Dejan Danza, meno di un mese fa diventava campione d’Italia. Cosa ha provato a Chiavari?

E’ stata un’emozione unica, fantastica, sia per il traguardo in sé, sia per il percorso che abbiamo fatto in questa stagione. Nessuno ci dava per favoriti, né all’inizio del campionato regolamentare, né una volta giunti alle Final Eight, e per questo è stato ancora più bello. Lo Scudetto è la meritata ciliegina al termine di un cammino splendido.

 

Qual è stato il segreto di queste finali così ad alto ritmo nonostante le fatiche accumulate durante il campionato?

Dall’ultima della stagione regolamentare, contro il Varese, ai quarti di finale contro il Milan è passato un mese. Non è stato facile passare così tanto tempo senza giocare e riprendere il ritmo per le sfide più importanti dell’anno, ma Longo e tutto lo staff hanno fatto un lavoro egregio per farci trovare al top per queste Final Eight. Ci siamo allenati molto bene tra maggio e giugno, perché tutti sapevamo cosa saremmo andati a giocarci. I nostri sforzi sono stati ripagati: infatti, proprio nella sfida contro i rossoneri, siamo usciti alla distanza, e la ripresa è stata molto più brillante rispetto al primo tempo.

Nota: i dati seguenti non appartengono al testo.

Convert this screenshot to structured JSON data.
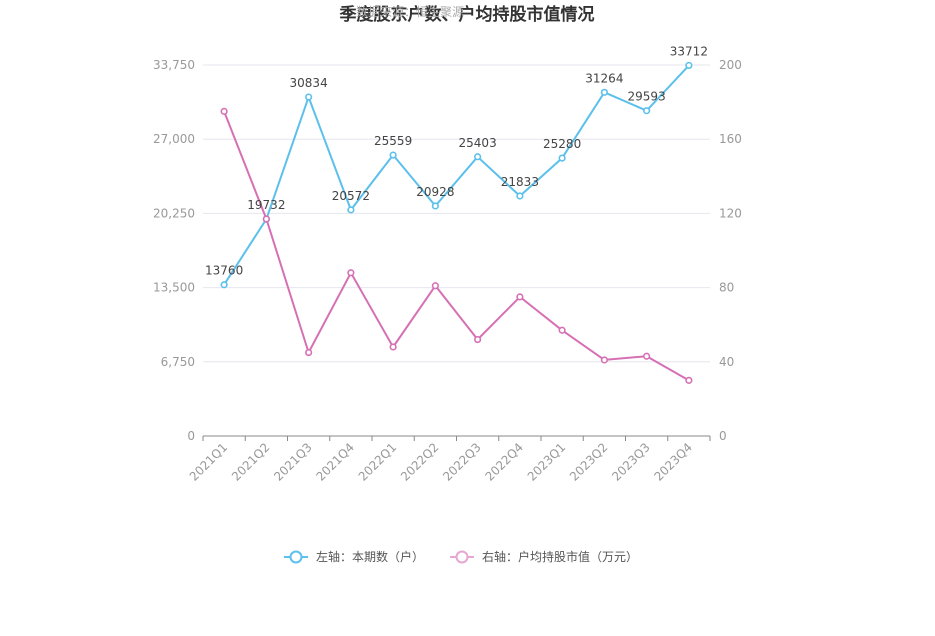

Da lì, poi, siamo andati in crescendo, fino alla finale contro la Lazio.

 

Lo Scudetto è arrivato ai rigori e lei è stato un protagonista assoluto nei tiri dagli undici metri: quattro tentativi, quattro gol.

I penalty sono sempre così: o li sbagli, o li segni, non c’è mai una via di mezzo. La bravura si mischia alla fortuna, ma noi siamo arrivati preparati anche a questa eventualità. Nella rifinitura prima della sfida contro il Milan, infatti, abbiamo provato i tiri dal dischetto, proprio per non farci trovare sorpresi se la partita si fosse protratta oltre ai tempi regolamentari e supplementari. E poi, devo ammettere che io ho studiato molto i portieri che mi sarei trovato di fronte: e per fortuna tutti i rigori, compreso quello più pesante in assoluto contro la Lazio, sono andati dentro.

 

Moreno Longo: quanto c’è di suo in questo tricolore?

Il mister è stato davvero determinante, ci ha stimolati dall’inizio alla fine della stagione. E’ un bravissimo allenatore, un grande motivatore e soprattutto è molto preparato. Infatti, ogni settimana, oltre ovviamente a lavorare sulla tecnica e sulla tattica, guardavamo spesso i video dei nostri avversari: curavamo ogni dettaglio, sia in fase difensiva che in quella offensiva. E poi, lui voleva intensamente questo Scudetto, sia per il suo passato nelle giovanili granata, sia per la sconfitta dello scorso anno. Non oso immaginarmelo se avesse perso un’altra finale ai rigori per due anni di fila! (ride, ndr).

 

Da qualche settimana, però, lei non è più un giocatore del Toro. Cosa non ha funzionato?

Io sono arrivato in granata dalla Pro Vercelli in prestito secco, quindi al termine della stagione sono rientrato alla base per poi approdare, pochi giorni fa, alla Reggiana. Sono molto dispiaciuto, speravo di restare, anche per l’affetto che mi hanno dimostrato i tifosi. Infatti mi hanno stupito tutti i messaggi che ho ricevuto da parte della gente granata, sono contento di aver lasciato un bel ricordo. Ora, però, sono pronto per una nuova avventura: voglio ritagliarmi uno spazio nel calcio dei grandi.

 

Lei ha un passato anche con il bianconero della Juventus: c’è qualche differenza con il settore giovanile del Toro?

Ho sempre trovato allenatori molto preparati, quindi direi che a livello tecnico-tattico non differiscono di molto, in entrambe le società curano molto i particolari prima delle partite. Come “politica”, invece, devo dire che al Toro ci sono molti più giocatori italiani: sicuramente questo è dovuto a motivi economici, con la Juve che ha grandi disponibilità per acquistare stranieri. Quindi, i granata puntano maggiormente sui nostri talenti, i bianconeri tentano invece di scovare giovani dall’estero.